With New York state’s controversial APPR plan, schools must submit a detailed plan on how teachers and administrators will be evaluated. This plan, which must be approved by the state, includes SLOs (student learning objectives). At EngageNY, we learn that a Student Learning Objective is “an academic goal for a teacher’s students that is set at the start of a course. It represents the most important learning for the year…. It must be specific and measurable, based on available prior student learning data, and aligned to the Common Core… Teachers’ scores are based upon the degree to which their goals were attained.” If, as a parent yet unfamiliar with the all of these terms and going-ons, you find this hard to understand, you are not alone. Just look at the litany of links, videos, and how-to’s offered by NYSED (New York state education department) so that teachers can familiarize themselves with the concept. SLOs can be teacher-created, they can be part of the state tests, or they can come in the form of state-approved third party assessments. In many cases, our children are subjected to yet more testing to rate their teachers. And in most every case, you as a parent will be completely unaware that any of this extra testing is taking place. You might even find your child coming home one day saying they just took a test in gym class!

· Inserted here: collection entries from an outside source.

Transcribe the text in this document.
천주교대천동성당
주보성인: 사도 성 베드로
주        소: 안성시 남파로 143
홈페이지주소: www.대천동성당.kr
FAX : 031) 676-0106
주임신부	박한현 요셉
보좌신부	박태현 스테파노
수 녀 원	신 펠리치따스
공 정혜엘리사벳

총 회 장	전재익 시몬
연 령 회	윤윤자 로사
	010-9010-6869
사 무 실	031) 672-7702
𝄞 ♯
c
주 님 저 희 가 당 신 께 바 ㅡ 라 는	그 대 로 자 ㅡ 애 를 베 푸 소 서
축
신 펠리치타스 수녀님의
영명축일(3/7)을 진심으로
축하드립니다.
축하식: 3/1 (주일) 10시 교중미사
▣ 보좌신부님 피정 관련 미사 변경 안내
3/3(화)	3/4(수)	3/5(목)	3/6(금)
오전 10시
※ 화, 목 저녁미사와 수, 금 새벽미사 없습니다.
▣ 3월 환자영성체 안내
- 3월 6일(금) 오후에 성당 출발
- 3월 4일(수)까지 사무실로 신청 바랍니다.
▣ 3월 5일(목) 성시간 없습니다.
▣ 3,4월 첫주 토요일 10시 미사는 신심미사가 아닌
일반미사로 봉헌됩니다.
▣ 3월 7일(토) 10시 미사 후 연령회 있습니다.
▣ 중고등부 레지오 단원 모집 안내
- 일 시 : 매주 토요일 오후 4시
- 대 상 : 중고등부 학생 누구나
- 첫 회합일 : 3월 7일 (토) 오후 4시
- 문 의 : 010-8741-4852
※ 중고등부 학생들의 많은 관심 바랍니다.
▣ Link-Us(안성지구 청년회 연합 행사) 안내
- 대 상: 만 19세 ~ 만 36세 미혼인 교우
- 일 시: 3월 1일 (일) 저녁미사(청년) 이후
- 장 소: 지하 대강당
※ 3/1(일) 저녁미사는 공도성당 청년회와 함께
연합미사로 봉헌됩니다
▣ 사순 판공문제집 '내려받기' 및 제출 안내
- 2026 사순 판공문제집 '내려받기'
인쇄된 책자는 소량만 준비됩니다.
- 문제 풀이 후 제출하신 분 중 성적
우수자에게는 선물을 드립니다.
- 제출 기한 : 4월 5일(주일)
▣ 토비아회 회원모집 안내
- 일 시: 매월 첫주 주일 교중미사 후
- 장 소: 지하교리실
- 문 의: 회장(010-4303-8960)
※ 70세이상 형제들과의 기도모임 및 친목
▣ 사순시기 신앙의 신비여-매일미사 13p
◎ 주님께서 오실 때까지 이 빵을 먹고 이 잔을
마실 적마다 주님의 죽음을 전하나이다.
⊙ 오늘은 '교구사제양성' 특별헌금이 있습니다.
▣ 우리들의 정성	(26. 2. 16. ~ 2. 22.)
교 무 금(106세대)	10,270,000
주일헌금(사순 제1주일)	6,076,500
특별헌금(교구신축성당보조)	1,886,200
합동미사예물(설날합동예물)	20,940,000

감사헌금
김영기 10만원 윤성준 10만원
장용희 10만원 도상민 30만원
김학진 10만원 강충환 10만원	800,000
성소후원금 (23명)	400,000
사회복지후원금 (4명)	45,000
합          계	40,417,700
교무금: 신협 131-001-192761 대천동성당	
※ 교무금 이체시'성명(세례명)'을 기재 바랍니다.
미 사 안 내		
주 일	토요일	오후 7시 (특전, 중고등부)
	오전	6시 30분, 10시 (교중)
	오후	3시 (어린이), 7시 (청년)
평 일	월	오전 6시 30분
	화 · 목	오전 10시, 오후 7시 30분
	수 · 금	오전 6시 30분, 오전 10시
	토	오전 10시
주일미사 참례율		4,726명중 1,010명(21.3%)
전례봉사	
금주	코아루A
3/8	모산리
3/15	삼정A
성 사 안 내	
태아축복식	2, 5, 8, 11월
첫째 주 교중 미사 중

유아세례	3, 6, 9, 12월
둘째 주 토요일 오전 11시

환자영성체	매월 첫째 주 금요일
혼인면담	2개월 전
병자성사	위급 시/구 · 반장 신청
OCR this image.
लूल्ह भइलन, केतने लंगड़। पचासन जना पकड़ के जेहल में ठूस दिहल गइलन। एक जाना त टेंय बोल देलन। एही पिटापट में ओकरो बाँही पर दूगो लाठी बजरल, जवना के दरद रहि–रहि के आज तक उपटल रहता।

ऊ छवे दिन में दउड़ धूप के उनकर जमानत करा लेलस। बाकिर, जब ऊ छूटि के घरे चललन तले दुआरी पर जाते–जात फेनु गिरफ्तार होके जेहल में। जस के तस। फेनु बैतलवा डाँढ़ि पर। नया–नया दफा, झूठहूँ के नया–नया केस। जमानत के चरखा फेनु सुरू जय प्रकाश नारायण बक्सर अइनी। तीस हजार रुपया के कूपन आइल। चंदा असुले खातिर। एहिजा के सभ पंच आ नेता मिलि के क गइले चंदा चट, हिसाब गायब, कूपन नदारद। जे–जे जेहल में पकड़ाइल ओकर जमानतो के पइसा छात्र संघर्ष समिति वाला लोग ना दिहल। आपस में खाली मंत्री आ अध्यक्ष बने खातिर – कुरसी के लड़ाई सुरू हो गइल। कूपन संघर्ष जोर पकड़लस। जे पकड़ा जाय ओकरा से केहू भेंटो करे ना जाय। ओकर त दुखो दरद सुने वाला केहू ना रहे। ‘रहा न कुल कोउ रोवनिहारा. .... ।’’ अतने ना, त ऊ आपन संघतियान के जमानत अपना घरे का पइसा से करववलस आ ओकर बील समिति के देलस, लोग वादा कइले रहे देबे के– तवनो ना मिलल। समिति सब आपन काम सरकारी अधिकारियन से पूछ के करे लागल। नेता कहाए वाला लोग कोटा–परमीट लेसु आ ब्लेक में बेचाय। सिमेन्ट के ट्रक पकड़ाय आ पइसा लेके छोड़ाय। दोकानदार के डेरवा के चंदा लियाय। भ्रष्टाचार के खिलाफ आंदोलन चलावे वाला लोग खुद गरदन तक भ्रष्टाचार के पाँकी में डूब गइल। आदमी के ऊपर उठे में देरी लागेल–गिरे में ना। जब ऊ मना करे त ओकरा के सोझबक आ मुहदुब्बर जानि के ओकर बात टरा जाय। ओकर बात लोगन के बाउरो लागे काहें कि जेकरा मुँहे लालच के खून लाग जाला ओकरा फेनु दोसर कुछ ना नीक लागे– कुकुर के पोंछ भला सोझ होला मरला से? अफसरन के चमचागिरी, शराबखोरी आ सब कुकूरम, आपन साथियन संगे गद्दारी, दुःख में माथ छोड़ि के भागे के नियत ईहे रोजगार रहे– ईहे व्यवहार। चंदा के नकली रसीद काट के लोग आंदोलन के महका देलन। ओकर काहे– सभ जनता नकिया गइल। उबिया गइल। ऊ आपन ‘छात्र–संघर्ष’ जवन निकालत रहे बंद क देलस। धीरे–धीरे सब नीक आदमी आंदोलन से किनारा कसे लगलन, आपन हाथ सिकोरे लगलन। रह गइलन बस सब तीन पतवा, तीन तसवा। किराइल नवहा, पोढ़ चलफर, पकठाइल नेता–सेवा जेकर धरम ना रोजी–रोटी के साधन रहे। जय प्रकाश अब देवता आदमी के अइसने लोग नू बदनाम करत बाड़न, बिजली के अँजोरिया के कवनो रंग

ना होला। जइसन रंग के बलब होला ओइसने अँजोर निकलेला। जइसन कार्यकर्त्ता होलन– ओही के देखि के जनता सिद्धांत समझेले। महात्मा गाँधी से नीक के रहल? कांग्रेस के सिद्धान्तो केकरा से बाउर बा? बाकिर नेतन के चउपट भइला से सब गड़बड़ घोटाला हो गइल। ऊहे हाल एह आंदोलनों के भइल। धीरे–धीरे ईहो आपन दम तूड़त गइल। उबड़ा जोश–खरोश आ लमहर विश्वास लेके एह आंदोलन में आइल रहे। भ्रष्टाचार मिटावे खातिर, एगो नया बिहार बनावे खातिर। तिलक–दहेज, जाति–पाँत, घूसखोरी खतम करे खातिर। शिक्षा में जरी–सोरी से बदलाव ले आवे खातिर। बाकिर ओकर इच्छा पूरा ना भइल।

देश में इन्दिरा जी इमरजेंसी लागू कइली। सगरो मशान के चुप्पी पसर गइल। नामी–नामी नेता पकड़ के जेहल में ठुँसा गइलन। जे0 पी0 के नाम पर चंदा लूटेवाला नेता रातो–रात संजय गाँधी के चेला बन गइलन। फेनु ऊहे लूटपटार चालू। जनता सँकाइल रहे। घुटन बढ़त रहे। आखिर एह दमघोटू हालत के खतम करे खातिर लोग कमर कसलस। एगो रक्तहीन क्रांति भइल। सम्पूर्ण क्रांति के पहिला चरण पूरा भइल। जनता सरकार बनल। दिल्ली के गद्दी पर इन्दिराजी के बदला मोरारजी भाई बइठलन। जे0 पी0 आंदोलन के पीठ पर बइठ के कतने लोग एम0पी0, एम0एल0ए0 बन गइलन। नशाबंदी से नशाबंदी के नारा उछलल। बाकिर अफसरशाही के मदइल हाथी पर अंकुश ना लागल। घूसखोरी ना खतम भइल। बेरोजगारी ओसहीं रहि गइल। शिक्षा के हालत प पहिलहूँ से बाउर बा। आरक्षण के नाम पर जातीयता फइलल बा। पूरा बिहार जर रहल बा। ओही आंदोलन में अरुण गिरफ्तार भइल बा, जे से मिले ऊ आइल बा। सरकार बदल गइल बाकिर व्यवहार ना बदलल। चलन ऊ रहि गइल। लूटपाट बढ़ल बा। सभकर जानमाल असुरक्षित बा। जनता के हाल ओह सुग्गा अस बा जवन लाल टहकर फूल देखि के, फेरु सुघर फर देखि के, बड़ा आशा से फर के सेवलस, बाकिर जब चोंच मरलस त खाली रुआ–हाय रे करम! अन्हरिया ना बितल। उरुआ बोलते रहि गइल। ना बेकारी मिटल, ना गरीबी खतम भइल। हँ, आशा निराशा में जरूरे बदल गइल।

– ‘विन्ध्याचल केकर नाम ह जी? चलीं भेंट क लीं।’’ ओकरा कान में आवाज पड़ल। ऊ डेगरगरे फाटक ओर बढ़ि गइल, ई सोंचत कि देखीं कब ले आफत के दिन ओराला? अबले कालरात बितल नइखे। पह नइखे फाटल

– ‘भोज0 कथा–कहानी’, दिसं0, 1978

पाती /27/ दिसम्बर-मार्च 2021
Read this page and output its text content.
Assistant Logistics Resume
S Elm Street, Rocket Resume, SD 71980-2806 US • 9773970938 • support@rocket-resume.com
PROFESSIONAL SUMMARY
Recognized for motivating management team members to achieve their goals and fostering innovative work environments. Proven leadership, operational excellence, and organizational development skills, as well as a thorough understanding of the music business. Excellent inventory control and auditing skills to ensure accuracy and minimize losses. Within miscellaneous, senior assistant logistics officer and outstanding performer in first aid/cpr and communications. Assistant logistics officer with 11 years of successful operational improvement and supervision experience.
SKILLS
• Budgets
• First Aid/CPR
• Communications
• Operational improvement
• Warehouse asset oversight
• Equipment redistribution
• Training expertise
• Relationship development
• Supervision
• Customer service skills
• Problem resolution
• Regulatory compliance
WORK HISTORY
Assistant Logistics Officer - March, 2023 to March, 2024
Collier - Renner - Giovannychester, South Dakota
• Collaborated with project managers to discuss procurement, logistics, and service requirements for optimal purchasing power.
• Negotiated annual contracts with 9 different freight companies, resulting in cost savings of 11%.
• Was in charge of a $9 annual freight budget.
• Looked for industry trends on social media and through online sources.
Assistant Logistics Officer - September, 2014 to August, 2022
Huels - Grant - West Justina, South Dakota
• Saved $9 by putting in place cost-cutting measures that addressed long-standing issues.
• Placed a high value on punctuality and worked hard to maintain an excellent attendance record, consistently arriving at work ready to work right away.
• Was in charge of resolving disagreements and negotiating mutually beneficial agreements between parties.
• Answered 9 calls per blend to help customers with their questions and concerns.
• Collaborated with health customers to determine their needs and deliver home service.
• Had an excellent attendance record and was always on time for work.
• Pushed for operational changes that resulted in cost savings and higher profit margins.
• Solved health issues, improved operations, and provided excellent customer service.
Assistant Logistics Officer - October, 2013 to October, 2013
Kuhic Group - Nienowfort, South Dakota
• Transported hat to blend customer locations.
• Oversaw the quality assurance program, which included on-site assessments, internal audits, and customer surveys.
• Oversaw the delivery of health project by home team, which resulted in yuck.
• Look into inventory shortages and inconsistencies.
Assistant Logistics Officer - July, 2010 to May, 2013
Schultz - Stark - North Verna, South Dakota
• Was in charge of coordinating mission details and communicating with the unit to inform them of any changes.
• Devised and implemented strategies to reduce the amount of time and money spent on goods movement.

I mentioned state approved third-party assessments. These are computer-based tests that our schools must purchase. My school uses STAR, a product by Renaissance Learning. Often times these assessments are part of the SLOs in the APPR plan, but sometimes they are just part of the mandate that schools must administer a pre-test, post-test, and various benchmarks along the way to judge student progress. I am not opposed to teacher-created methods of assessment–authentic assessment–for their own use, but I have many reason to oppose third-party assessment tools for use in SLOs and progress-monitoring. You can read those here.

And there is more testing to come, with PARCC assessments for K-12 slated to roll out for the 2014-15 school year. This is going to affect our schools and our children.

*Test prep is big business, considered a commonplace key to success. It reinforces the concept that the test is the main goal, and with the right test prep anyone can succeed.  Not only is test prep replacing real learning in our children’s classrooms, it is being marketed to us as an ‘aid’ to help our kids ‘succeed.’ Take this site, where we are asked if our kids are “preparing for the New York State Testing Program, also known as NYSTP?” Or this one, where we are told that “some races are worth the extra effort” so you’d better get “the Kaplan edge.”